Однако с тем же правом дискурс Хайдеггера может считаться квазисекулярным. Хайдеггер «близко подходит к той сфере, где кончается философское размышление и начинается мистическое созерцание»[83]: духовной традицией, к которой принадлежит философствование Хайдеггера, П.П. Гайденко считает традицию немецкой мистики. «Хайдеггеровскому понятию бытия у Экхарта соответствует понятие Божества»[84], у Бёме – Ungrund’a. Учитывая ориентацию Хайдеггера на досократиков, можно провести параллель между «бытием» и Логосом, а также «природой» Гераклита, которая «любит скрываться». – Вместе с тем для нас очевидно подобие бытийственных интуиций Хайдеггера буддийской религиозности. Сам Хайдеггер говорил о своем интересе к японской мысли[85]; глубокому созвучию хайдеггеровской герменевтики японскому мировидению специально посвящена работа Хайдеггера «Из диалога о языке. Между японцем и спрашивающим». Разработка темы «Хайдеггер и дзэн-буддизм» может представлять для исследователя большой интерес. Здесь мы лишь заметим, что с этой японской разновидностью буддизма (религией? мистическим учением? духовной практикой?) воззрения Хайдеггера роднит принципиально безличный характер обоих. Дзэн обращен к «бездонной пропасти реальности» (аналог бытийственной бездны Хайдеггера), иначе сказать – к «высшему разуму» или высшему «бессознательному»[86]. Это «Единое» являет себя в светоносном экстатическом опыте сатори – пробуждения, потрясающего все существо адепта, отрешившегося прежде от всех индивидуальных черт. Недоверие дзэна к рассудочному мышлению и отражающему его языку сказалось в монашеской практике коанов и мондо, эти жанры общения учителя с учениками, выработавшие свой собственный, непонятный для непосвященных аллегорический язык, призваны разрушить профанный, земной разум стремящегося к «просветлению». Но разве не такова и глубинная цель заумного дискурса Хайдеггера? В своем стремлении опровергнуть «догматические», т. е. «онтологические» «предрассудки» европейской метафизики[87]Хайдеггер эпатирующе нарушает законы логики[88] и на место привычных категорий ставит мифологические понятия («спор мира и земли» в художественном творении). То, что мыслитель фактически элиминирует из герменевтической ситуации личность автора художественного произведения, связано с его общефилософской борьбой с «субъективизмом, характерным вообще для метафизической эпохи»[89].
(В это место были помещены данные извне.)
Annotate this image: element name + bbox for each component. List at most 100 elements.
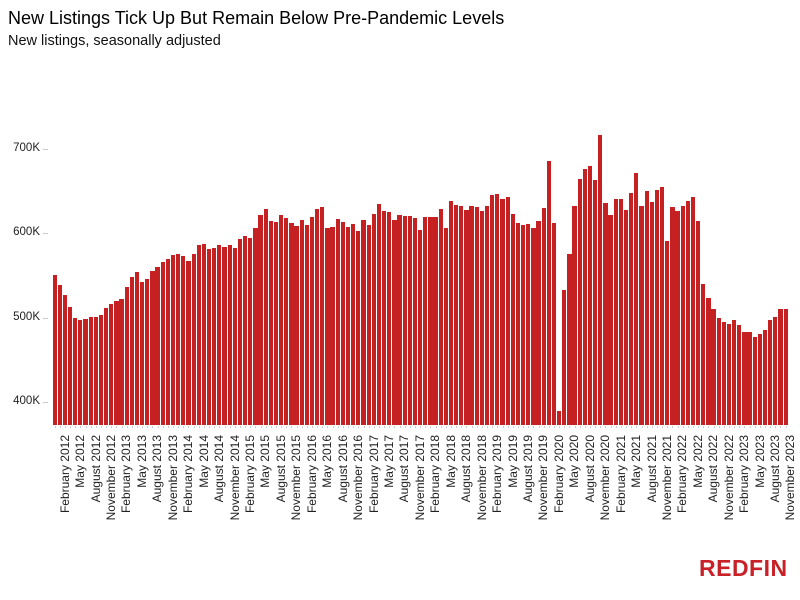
bar-oct-2014	[217, 245, 222, 425]
x-axis-tick-mark	[306, 426, 308, 428]
bar-dec-2022	[721, 322, 726, 425]
x-axis-tick-mark	[734, 426, 736, 428]
x-axis-tick-mark	[523, 426, 525, 428]
bar-oct-2016	[340, 221, 346, 425]
x-axis-tick-label: August 2021	[644, 435, 659, 503]
x-axis-tick-mark	[461, 426, 463, 428]
bar-feb-2014	[176, 253, 181, 425]
x-axis-tick-mark	[698, 426, 700, 428]
bar-oct-2017	[402, 215, 407, 425]
x-axis-tick-mark	[214, 426, 216, 428]
x-axis-tick-mark	[538, 426, 540, 428]
x-axis-tick-mark	[425, 426, 427, 428]
bar-jan-2014	[170, 254, 176, 425]
bar-nov-2021	[654, 189, 660, 425]
x-axis-tick-label: August 2014	[212, 435, 227, 503]
bar-sep-2016	[335, 219, 340, 425]
x-axis-tick-mark	[749, 426, 751, 428]
bar-may-2014	[191, 253, 196, 425]
bar-dec-2014	[227, 245, 232, 425]
bar-may-2012	[67, 306, 73, 425]
bar-feb-2019	[484, 206, 490, 425]
bar-jul-2016	[325, 227, 330, 425]
x-axis-tick-mark	[255, 426, 257, 428]
bar-dec-2012	[103, 307, 109, 425]
bar-mar-2019	[490, 195, 495, 425]
x-axis-tick-mark	[770, 426, 772, 428]
x-axis-tick-mark	[363, 426, 365, 428]
bar-jan-2019	[479, 210, 485, 425]
x-axis-tick-mark	[173, 426, 175, 428]
y-axis-tick-mark	[43, 149, 48, 150]
bar-jan-2018	[418, 230, 423, 425]
redfin-logo: REDFIN	[699, 555, 788, 581]
x-axis-tick-mark	[744, 426, 746, 428]
x-axis-tick-mark	[404, 426, 406, 428]
x-axis-tick-mark	[533, 426, 535, 428]
bar-sep-2015	[273, 221, 279, 425]
x-axis-tick-mark	[147, 426, 149, 428]
x-axis-tick-mark	[487, 426, 489, 428]
bar-sep-2021	[644, 191, 649, 425]
x-axis-tick-label: November 2016	[351, 435, 366, 521]
x-axis-tick-mark	[239, 426, 241, 428]
bar-aug-2022	[701, 284, 706, 425]
bar-sep-2014	[212, 247, 217, 425]
bar-dec-2020	[598, 134, 603, 425]
x-axis-tick-mark	[595, 426, 597, 428]
bar-jan-2022	[665, 241, 670, 425]
x-axis-tick-mark	[739, 426, 741, 428]
x-axis-tick-mark	[183, 426, 185, 428]
bar-nov-2012	[98, 315, 104, 425]
x-axis-tick-mark	[754, 426, 756, 428]
x-axis-tick-mark	[662, 426, 664, 428]
x-axis-tick-mark	[90, 426, 92, 428]
bar-mar-2016	[304, 224, 309, 425]
x-axis-tick-label: February 2017	[366, 435, 381, 514]
x-axis-tick-mark	[548, 426, 550, 428]
x-axis-tick-mark	[765, 426, 767, 428]
y-axis-tick-mark	[43, 317, 48, 319]
x-axis-tick-mark	[497, 426, 499, 428]
bar-aug-2013	[145, 278, 150, 425]
x-axis-tick-mark	[435, 426, 437, 428]
x-axis-tick-mark	[64, 426, 66, 428]
bar-feb-2012	[52, 274, 57, 425]
bar-mar-2012	[57, 284, 62, 425]
x-axis-tick-label: August 2022	[706, 435, 721, 503]
bar-jun-2022	[690, 197, 696, 425]
x-axis-tick-mark	[157, 426, 159, 428]
bar-jul-2020	[572, 205, 577, 425]
bar-feb-2022	[670, 207, 675, 425]
x-axis-tick-mark	[229, 426, 231, 428]
x-axis-tick-mark	[178, 426, 180, 428]
x-axis-tick-label: August 2019	[520, 435, 535, 503]
bar-nov-2023	[778, 309, 783, 425]
bar-aug-2014	[206, 248, 212, 425]
bar-aug-2023	[762, 330, 768, 425]
bar-may-2018	[438, 208, 443, 425]
bar-oct-2015	[279, 214, 284, 425]
x-axis-tick-label: November 2017	[412, 435, 427, 521]
bar-dec-2013	[165, 258, 170, 425]
x-axis-tick-mark	[342, 426, 344, 428]
x-axis-tick-mark	[291, 426, 293, 428]
bar-jun-2016	[320, 207, 325, 425]
bar-jan-2015	[232, 247, 237, 425]
x-axis-tick-mark	[512, 426, 514, 428]
x-axis-tick-label: May 2014	[196, 435, 211, 488]
x-axis-tick-label: February 2016	[304, 435, 319, 514]
bar-jan-2017	[356, 230, 361, 425]
bar-mar-2022	[675, 211, 680, 425]
x-axis-tick-mark	[162, 426, 164, 428]
x-axis-tick-label: February 2021	[613, 435, 628, 514]
bar-feb-2016	[299, 219, 304, 425]
x-axis-tick-mark	[502, 426, 504, 428]
bar-nov-2013	[160, 262, 165, 425]
x-axis-tick-label: February 2014	[181, 435, 196, 514]
bar-jun-2014	[196, 245, 201, 425]
bar-dec-2015	[289, 223, 294, 425]
x-axis-tick-mark	[54, 426, 56, 428]
bar-jul-2012	[78, 319, 83, 425]
bar-oct-2022	[711, 309, 716, 425]
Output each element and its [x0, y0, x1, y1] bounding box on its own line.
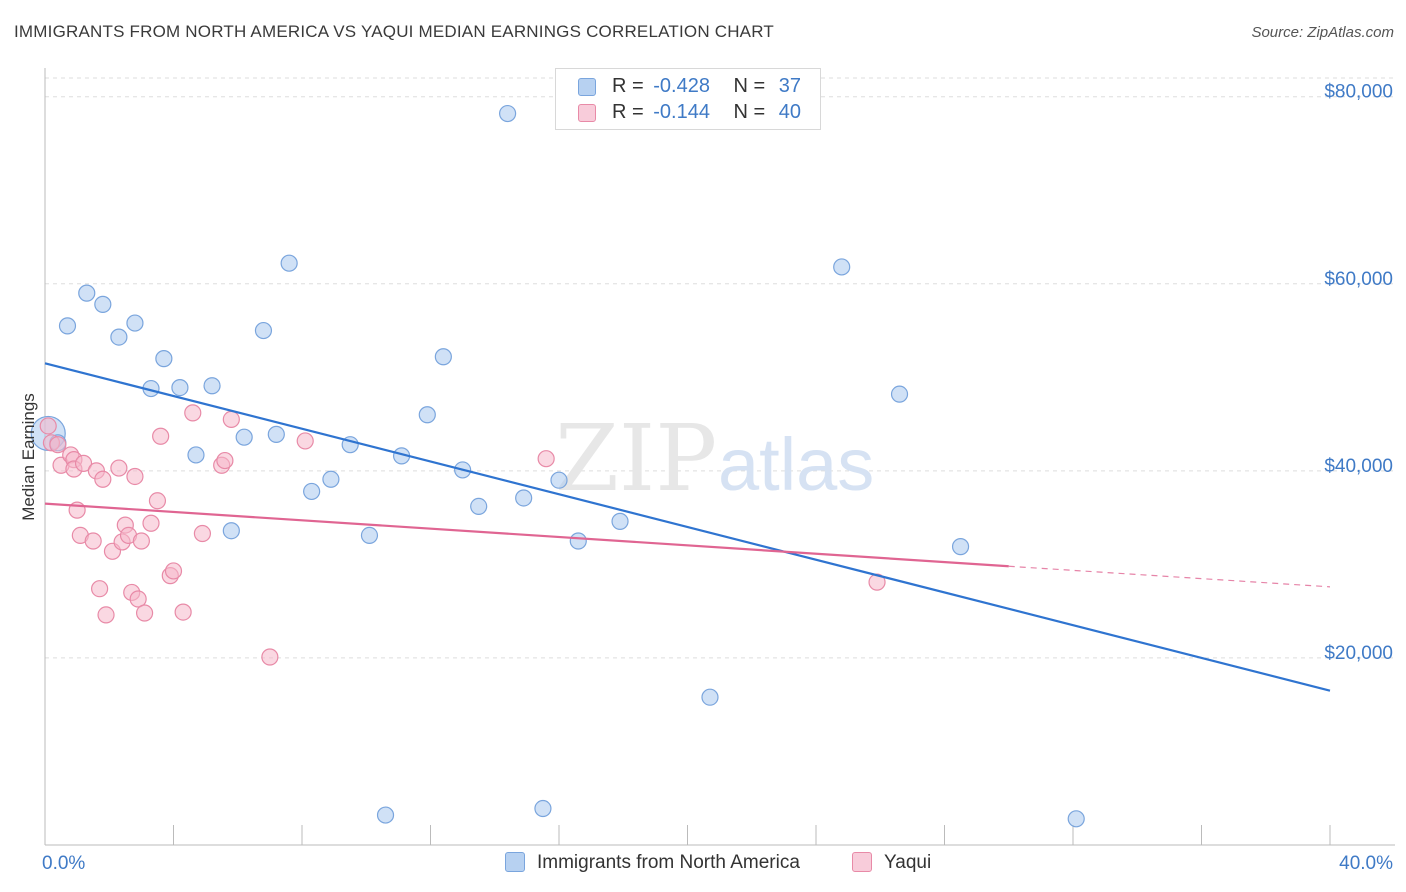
- y-tick-label: $40,000: [1324, 456, 1393, 477]
- legend-swatch-yaqui: [578, 104, 596, 122]
- point-yaqui: [142, 514, 160, 532]
- point-north-america: [611, 512, 629, 530]
- legend-bottom-swatch-yaqui: [852, 852, 872, 872]
- grid-lines: [45, 77, 1395, 659]
- legend-bottom-label-yaqui: Yaqui: [884, 852, 932, 873]
- trend-line-yaqui-extension: [1008, 565, 1331, 588]
- point-yaqui: [97, 606, 115, 624]
- point-yaqui: [193, 524, 212, 543]
- point-yaqui: [49, 436, 67, 454]
- point-yaqui: [110, 459, 128, 477]
- point-north-america: [833, 258, 851, 276]
- y-tick-label: $20,000: [1324, 643, 1393, 664]
- point-yaqui: [135, 604, 154, 622]
- x-tick-label: 0.0%: [42, 853, 85, 874]
- y-tick-label: $80,000: [1324, 82, 1393, 103]
- y-axis-label: Median Earnings: [19, 393, 38, 521]
- legend-stats-yaqui: R = -0.144 N = 40: [612, 101, 802, 123]
- point-yaqui: [537, 450, 555, 468]
- point-yaqui: [174, 603, 192, 621]
- point-north-america: [701, 688, 719, 706]
- point-north-america: [254, 321, 273, 340]
- point-yaqui: [39, 417, 57, 435]
- point-north-america: [78, 284, 96, 302]
- trend-line-north-america: [44, 362, 1331, 692]
- trend-lines: [44, 362, 1331, 692]
- point-north-america: [171, 379, 189, 397]
- point-yaqui: [184, 404, 202, 422]
- point-yaqui: [164, 562, 183, 580]
- point-yaqui: [132, 532, 150, 550]
- correlation-legend: R = -0.428 N = 37 R = -0.144 N = 40: [555, 68, 821, 130]
- y-tick-labels: $20,000 $40,000 $60,000 $80,000: [1324, 82, 1393, 664]
- point-yaqui: [74, 454, 93, 472]
- point-yaqui: [152, 427, 170, 445]
- point-north-america: [280, 254, 298, 272]
- point-north-america: [267, 425, 285, 443]
- point-north-america: [515, 489, 533, 507]
- point-yaqui: [126, 467, 144, 486]
- watermark-zip: ZIP: [555, 405, 717, 512]
- watermark: ZIP atlas: [555, 405, 874, 512]
- chart-title: IMMIGRANTS FROM NORTH AMERICA VS YAQUI M…: [14, 22, 774, 41]
- point-north-america: [534, 799, 552, 818]
- legend-bottom-swatch-north-america: [505, 852, 525, 872]
- axes: [44, 68, 1395, 846]
- point-north-america: [951, 538, 970, 556]
- point-yaqui: [94, 470, 112, 488]
- legend-bottom-label-north-america: Immigrants from North America: [537, 852, 800, 873]
- point-north-america: [58, 317, 77, 335]
- legend-stats-north-america: R = -0.428 N = 37: [612, 75, 802, 97]
- point-north-america: [235, 428, 253, 446]
- point-north-america: [187, 446, 205, 464]
- y-tick-label: $60,000: [1324, 269, 1393, 290]
- point-north-america: [418, 406, 436, 424]
- point-north-america: [222, 522, 240, 540]
- source-credit: Source: ZipAtlas.com: [1251, 24, 1394, 41]
- point-north-america: [1067, 810, 1085, 828]
- point-yaqui: [129, 590, 147, 608]
- legend-swatch-north-america: [578, 78, 596, 96]
- point-north-america: [890, 385, 909, 403]
- point-yaqui: [91, 580, 109, 598]
- point-yaqui: [216, 451, 234, 470]
- point-north-america: [322, 470, 340, 488]
- point-yaqui: [296, 432, 314, 450]
- point-yaqui: [84, 532, 102, 550]
- point-north-america: [499, 104, 517, 123]
- point-north-america: [126, 314, 144, 332]
- point-north-america: [303, 482, 321, 501]
- point-north-america: [203, 377, 221, 395]
- watermark-atlas: atlas: [718, 423, 874, 506]
- point-north-america: [155, 350, 173, 368]
- x-tick-labels: 0.0% 40.0%: [42, 853, 1393, 874]
- data-points: [30, 104, 1085, 828]
- point-north-america: [434, 348, 452, 366]
- point-north-america: [569, 532, 587, 550]
- point-north-america: [110, 328, 128, 346]
- x-tick-label: 40.0%: [1339, 853, 1393, 874]
- point-north-america: [360, 526, 379, 544]
- point-north-america: [94, 295, 112, 313]
- point-yaqui: [261, 648, 279, 666]
- point-yaqui: [148, 492, 167, 510]
- point-north-america: [470, 497, 488, 515]
- trend-line-yaqui: [44, 502, 1009, 568]
- point-north-america: [550, 471, 568, 489]
- point-north-america: [376, 806, 395, 824]
- point-yaqui: [222, 410, 240, 429]
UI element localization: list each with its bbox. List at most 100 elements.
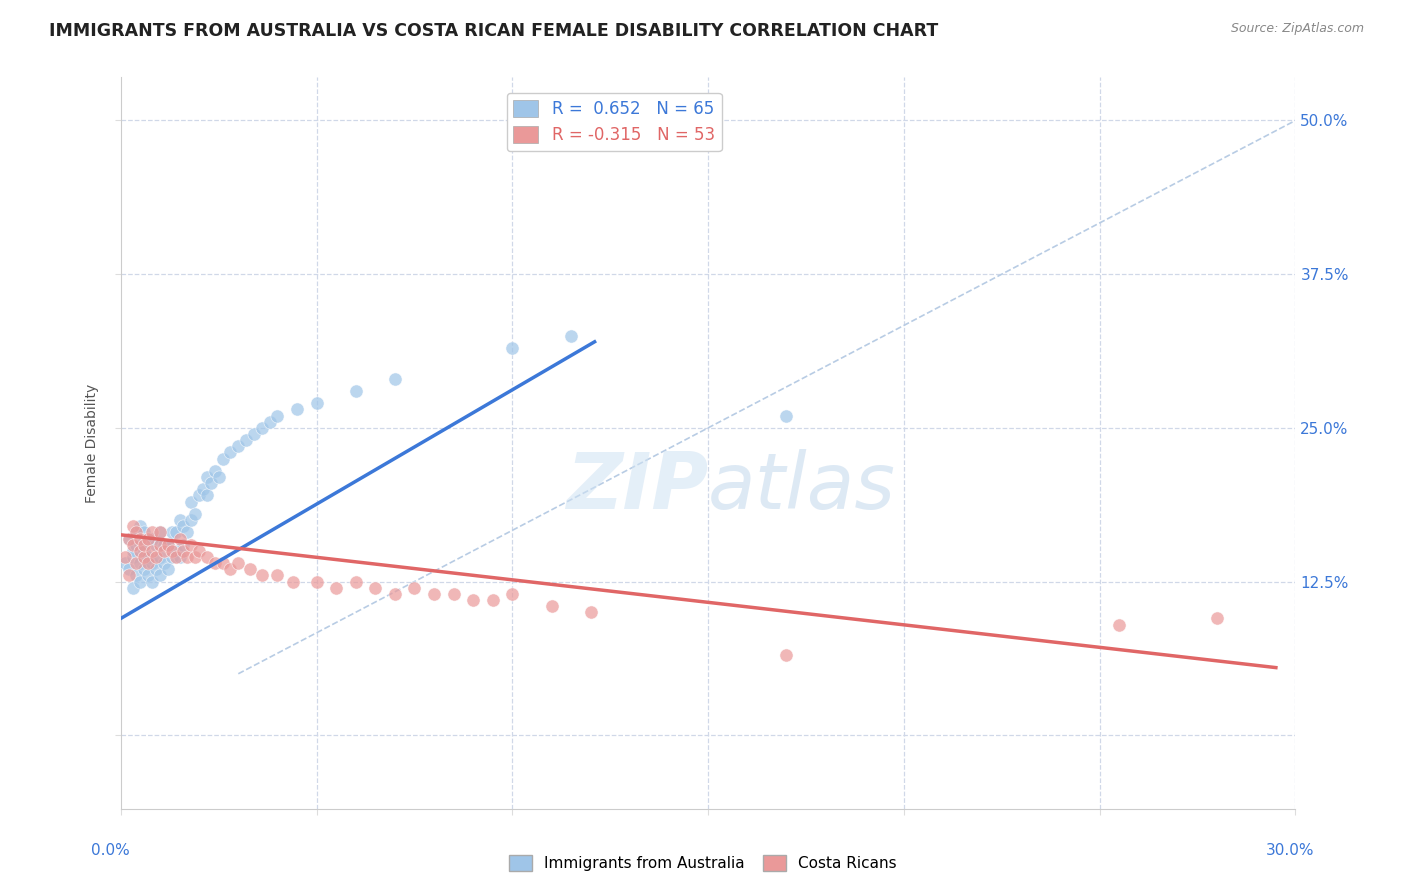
Text: atlas: atlas <box>709 449 896 525</box>
Point <box>129 519 152 533</box>
Point <box>125 525 148 540</box>
Point <box>191 483 214 497</box>
Point <box>134 525 156 540</box>
Point <box>136 556 159 570</box>
Point <box>266 409 288 423</box>
Point <box>165 525 187 540</box>
Point <box>344 574 367 589</box>
Point <box>160 525 183 540</box>
Legend: Immigrants from Australia, Costa Ricans: Immigrants from Australia, Costa Ricans <box>503 849 903 877</box>
Point <box>226 556 249 570</box>
Point <box>172 519 194 533</box>
Text: ZIP: ZIP <box>565 449 709 525</box>
Point <box>136 568 159 582</box>
Point <box>121 543 143 558</box>
Point <box>136 549 159 564</box>
Point <box>305 396 328 410</box>
Point <box>235 433 257 447</box>
Point <box>250 421 273 435</box>
Point <box>134 543 156 558</box>
Point <box>134 562 156 576</box>
Point <box>121 538 143 552</box>
Point <box>219 445 242 459</box>
Point <box>188 543 211 558</box>
Point <box>211 556 233 570</box>
Point <box>165 543 187 558</box>
Point <box>165 549 187 564</box>
Point <box>141 556 163 570</box>
Point <box>501 341 523 355</box>
Point <box>134 538 156 552</box>
Point <box>344 384 367 398</box>
Y-axis label: Female Disability: Female Disability <box>86 384 100 503</box>
Point <box>463 593 485 607</box>
Point <box>305 574 328 589</box>
Point <box>160 549 183 564</box>
Point <box>149 525 172 540</box>
Point <box>188 488 211 502</box>
Point <box>195 470 218 484</box>
Point <box>540 599 562 614</box>
Point <box>176 525 198 540</box>
Point <box>180 538 202 552</box>
Point <box>180 494 202 508</box>
Point <box>125 568 148 582</box>
Point <box>204 464 226 478</box>
Point <box>775 648 797 663</box>
Point <box>141 543 163 558</box>
Point <box>172 538 194 552</box>
Point <box>775 409 797 423</box>
Point <box>129 543 152 558</box>
Text: Source: ZipAtlas.com: Source: ZipAtlas.com <box>1230 22 1364 36</box>
Point <box>364 581 387 595</box>
Point <box>149 549 172 564</box>
Point <box>325 581 347 595</box>
Point <box>114 556 136 570</box>
Point <box>443 587 465 601</box>
Point <box>239 562 262 576</box>
Point <box>121 549 143 564</box>
Point <box>125 556 148 570</box>
Point <box>250 568 273 582</box>
Point <box>501 587 523 601</box>
Point <box>136 532 159 546</box>
Point <box>226 439 249 453</box>
Point <box>118 562 141 576</box>
Point <box>560 328 582 343</box>
Point <box>129 532 152 546</box>
Point <box>153 556 176 570</box>
Point <box>1206 611 1229 625</box>
Point <box>145 538 167 552</box>
Point <box>129 574 152 589</box>
Point <box>195 488 218 502</box>
Text: 0.0%: 0.0% <box>91 843 131 858</box>
Point <box>384 372 406 386</box>
Point <box>579 605 602 619</box>
Point <box>118 568 141 582</box>
Point <box>160 543 183 558</box>
Point <box>125 525 148 540</box>
Point <box>384 587 406 601</box>
Point <box>180 513 202 527</box>
Point <box>145 549 167 564</box>
Point <box>169 549 191 564</box>
Point <box>169 532 191 546</box>
Point <box>156 538 179 552</box>
Point <box>259 415 281 429</box>
Point <box>281 574 304 589</box>
Point <box>149 568 172 582</box>
Point <box>156 562 179 576</box>
Point <box>134 549 156 564</box>
Point <box>195 549 218 564</box>
Point <box>129 538 152 552</box>
Point <box>149 525 172 540</box>
Point <box>219 562 242 576</box>
Text: 30.0%: 30.0% <box>1267 843 1315 858</box>
Point <box>141 532 163 546</box>
Point <box>285 402 308 417</box>
Point <box>156 538 179 552</box>
Point <box>204 556 226 570</box>
Point <box>121 581 143 595</box>
Point <box>121 519 143 533</box>
Point <box>208 470 231 484</box>
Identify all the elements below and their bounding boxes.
В отличие от западной, герменевтика русская, в лице ее основателя Мережковского, позиционирует себя как «критика субъективная»[90]. А именно, ее дискурс разворачивается в поле между двумя субъектами – критиком и автором. Цель «субъективного критика» – во-первых, «показать за книгой живую душу писателя», а во-вторых – «действие этой души <…> на ум, волю, сердце, на всю внутреннюю жизнь критика». Благодаря именно этой двойственной установке возникла галерея духовных портретов великих писателей, порой великолепных, порой все же искаженных попыткой Мережковского вчувствовать в «душу» «великого незнакомца» свое собственное религиозное сознание. Очевидно, Мережковский считал продуктивной историческую дистанцию между писателем и критиком, когда замечал: «Каждый век, каждое поколение требует объяснения великих писателей прошлого в своем свете, в своем духе, под своим углом зрения»[91]. Русский мыслитель рассуждал отнюдь не в ключе до-хайдеггеровской герменевтики с ее мнимой объективностью – утопией слияния с чужой индивидуальностью, постижения ушедшей эпохи с позиции ее современника. В несложной герменевтической программе Мережковского распознаются такие категории Хайдеггера – Гадамера, как предмнение и временное отстояние, – в ней вообще присутствует вся структура герменевтического круга. Но детально разработанной герменевтической теории у Мережковского нет; его «глубокаямудрость»[92]-дар гностика, проникающего в чужой дух, – сказалась в конкретных герменевтических исследованиях. Хайдеггер всю жизнь как бы готовился к ним, – но на солиднейшем фундаменте «Бытия и времени», «Истока художественного творения» и бесконечных «разговоров о языке» возникли лишь интерпретация «Крестьянских башмаков» Ван Гога и анализ нескольких текстов немецких романтиков. Не перевешивает ли плоды западной герменевтики вереница великолепных исторических романов, «критических» монографий и трактатов, давших импульс всей последующей русской мысли, вместе с серией жизнеописаний великих людей, – герменевтическое, по своей методологии, наследие Мережковского?..

Перейти на страницу:

Похожие книги

Люди на Луне
Люди на Луне

На фоне технологий XXI века полет человека на Луну в середине прошлого столетия нашим современникам нередко кажется неправдоподобным и вызывает множество вопросов. На главные из них – о лунных подделках, о техническом оснащении полетов, о состоянии астронавтов – ответы в этой книге. Автором движет не стремление убедить нас в том, что программа Apollo – свершившийся факт, а огромное желание поделиться тщательно проверенными новыми фактами, неизвестными изображениями и интересными деталями о полетах человека на Луну. Разнообразие и увлекательность информации в книге не оставит равнодушным ни одного читателя. Был ли туалет на космическом корабле? Как связаны влажные салфетки и космическая радиация? На сколько метров можно подпрыгнуть на Луне? Почему в наши дни люди не летают на Луну? Что входит в новую программу Artemis и почему она важна для президентских выборов в США? Какие технологии и знания полувековой давности помогут человеку вернуться на Луну? Если вы готовы к этой невероятной лунной экспедиции, тогда: «Пять, четыре, три, два, один… Пуск!»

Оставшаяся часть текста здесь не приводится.